The sale of electric cars rose sharply last year to total 5905 from a low base of 2814 in the previous year with Tata Nexon EV accounting for 64 percent sales, while the sale of three wheelers jumped from 88,378 to 140,683 in 2020-21 as many states including Delhi pushed for switch from petrol vehicles to the green fuel to tackle pollution issues.
In the last few months EV sales growth expectations have brightened. Now for 2021-22, SMEV has projected that two-wheeler sales will cross 210,000 to 220,000 given that this category is registering 10,000 to 20,000 monthly sales. The EV car sales are also expected to touch 50,000 as against earlier expectation of 10,000 given the rising interest in electric vehicles both out of lower running cost and environment concerns.
As far as three-wheelers and e-rickshaw are concerned there are two categories. Those made by Kinetic and Mahindras are costly and their sales are not very high. The second category is those made by scores of smaller companies where the numbers are very high but nobody keeps track of them. Estimates are that this year around 200,000 to 250,000 e-rickshaw and three wheelers will be sold as many states are pushing for green commercial vehicles to tackle issues of rising vehicular pollution. In some of the states including Delhi and Maharashtra there is a push to encourage switching from e-rickshaws to faster electric autos. In the case of public transport busses there is as yet not much push towards e-vehicles.
Keen to push the acceptance of green vehicles – both EV and hydrogen vehicles, the government has over the last few years been formulating various production linked incentives besides rebates for consumers. The first big push for EVs came in 2013 when the central government unveiled the National Electric Mobility Mission Plan 2020. Under the mission plan, the FAME India Scheme (a scheme for faster adoption and manufacturing of hybrid & electric vehicles), was launched in FY-2015 for 2 years as Phase-1. Subsequently, the central government in 2019 raised the subsidies on hybrid and electric vehicles under the FAME II policy. Industry experts are however critical of the constant flip-flop in the government vision which initially focused on vehicle standardisation with FAME, and subsequently shifted focus on manufacturing.

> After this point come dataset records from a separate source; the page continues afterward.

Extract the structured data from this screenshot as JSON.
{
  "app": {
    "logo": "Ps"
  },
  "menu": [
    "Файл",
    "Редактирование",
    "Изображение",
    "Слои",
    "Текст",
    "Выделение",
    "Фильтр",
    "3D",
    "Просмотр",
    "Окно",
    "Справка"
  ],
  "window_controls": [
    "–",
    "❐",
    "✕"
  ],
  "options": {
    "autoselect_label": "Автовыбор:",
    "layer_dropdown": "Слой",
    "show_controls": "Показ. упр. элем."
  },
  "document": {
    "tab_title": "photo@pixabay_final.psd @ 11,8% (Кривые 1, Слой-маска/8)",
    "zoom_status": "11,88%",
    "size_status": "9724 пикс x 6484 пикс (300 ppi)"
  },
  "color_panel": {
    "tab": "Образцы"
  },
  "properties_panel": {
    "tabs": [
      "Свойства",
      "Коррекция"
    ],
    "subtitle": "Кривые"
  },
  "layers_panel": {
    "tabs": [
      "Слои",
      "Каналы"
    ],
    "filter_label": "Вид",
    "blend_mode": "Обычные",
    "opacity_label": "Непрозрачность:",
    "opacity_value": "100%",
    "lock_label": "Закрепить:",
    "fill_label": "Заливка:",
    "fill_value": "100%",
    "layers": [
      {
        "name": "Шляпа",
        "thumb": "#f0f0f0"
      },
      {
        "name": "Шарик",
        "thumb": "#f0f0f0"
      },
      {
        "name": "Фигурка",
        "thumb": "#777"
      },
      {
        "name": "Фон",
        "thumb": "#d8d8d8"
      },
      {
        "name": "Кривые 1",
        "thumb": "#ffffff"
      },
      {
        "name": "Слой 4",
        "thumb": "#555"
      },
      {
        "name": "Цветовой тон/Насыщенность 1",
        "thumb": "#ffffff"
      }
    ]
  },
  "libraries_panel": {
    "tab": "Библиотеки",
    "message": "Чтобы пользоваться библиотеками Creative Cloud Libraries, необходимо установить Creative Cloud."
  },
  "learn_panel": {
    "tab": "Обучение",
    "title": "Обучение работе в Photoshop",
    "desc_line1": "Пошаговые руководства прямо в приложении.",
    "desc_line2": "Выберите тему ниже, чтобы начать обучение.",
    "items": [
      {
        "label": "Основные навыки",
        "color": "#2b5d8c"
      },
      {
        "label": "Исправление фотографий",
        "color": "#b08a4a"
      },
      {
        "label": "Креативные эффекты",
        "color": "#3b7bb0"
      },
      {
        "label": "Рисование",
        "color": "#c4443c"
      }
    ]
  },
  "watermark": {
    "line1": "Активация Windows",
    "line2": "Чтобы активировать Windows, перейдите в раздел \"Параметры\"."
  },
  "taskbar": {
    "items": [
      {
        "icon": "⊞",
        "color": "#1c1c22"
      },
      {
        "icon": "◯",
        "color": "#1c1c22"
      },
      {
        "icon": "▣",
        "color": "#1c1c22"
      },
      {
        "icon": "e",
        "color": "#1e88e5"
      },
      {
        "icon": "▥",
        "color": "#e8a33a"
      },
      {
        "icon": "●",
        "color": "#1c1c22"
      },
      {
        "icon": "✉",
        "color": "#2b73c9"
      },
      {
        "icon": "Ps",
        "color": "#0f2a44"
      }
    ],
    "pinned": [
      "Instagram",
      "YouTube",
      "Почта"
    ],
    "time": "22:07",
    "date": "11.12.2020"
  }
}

In the latest move, the government has earmarked Rs. 26,000 crore production linked incentive or PLI after clubbing hydrogen vehicles manufacturing with push for EVS. In addition, Rs.18,100 crore PLI outlay for five years has been approved to incentivize domestic manufacturing of Advance Chemistry Cell (ACC) in the country. The scheme envisages establishing a competitive ACC battery manufacturing set up in the country (50 Giga Watt hour-GWh). Additionally, 5 GWh of niche ACC technologies is also covered under the scheme. The new scheme is targeted at reducing import dependency in lithium-ion battery manufacturing to bring down the costs as cells used in the battery will continue to be imported mostly from China for the foreseeable future. The industry watchers feel the latest amendment will not benefit the original equipment manufacturers (OEMs) as much as the small and medium component manufacturers.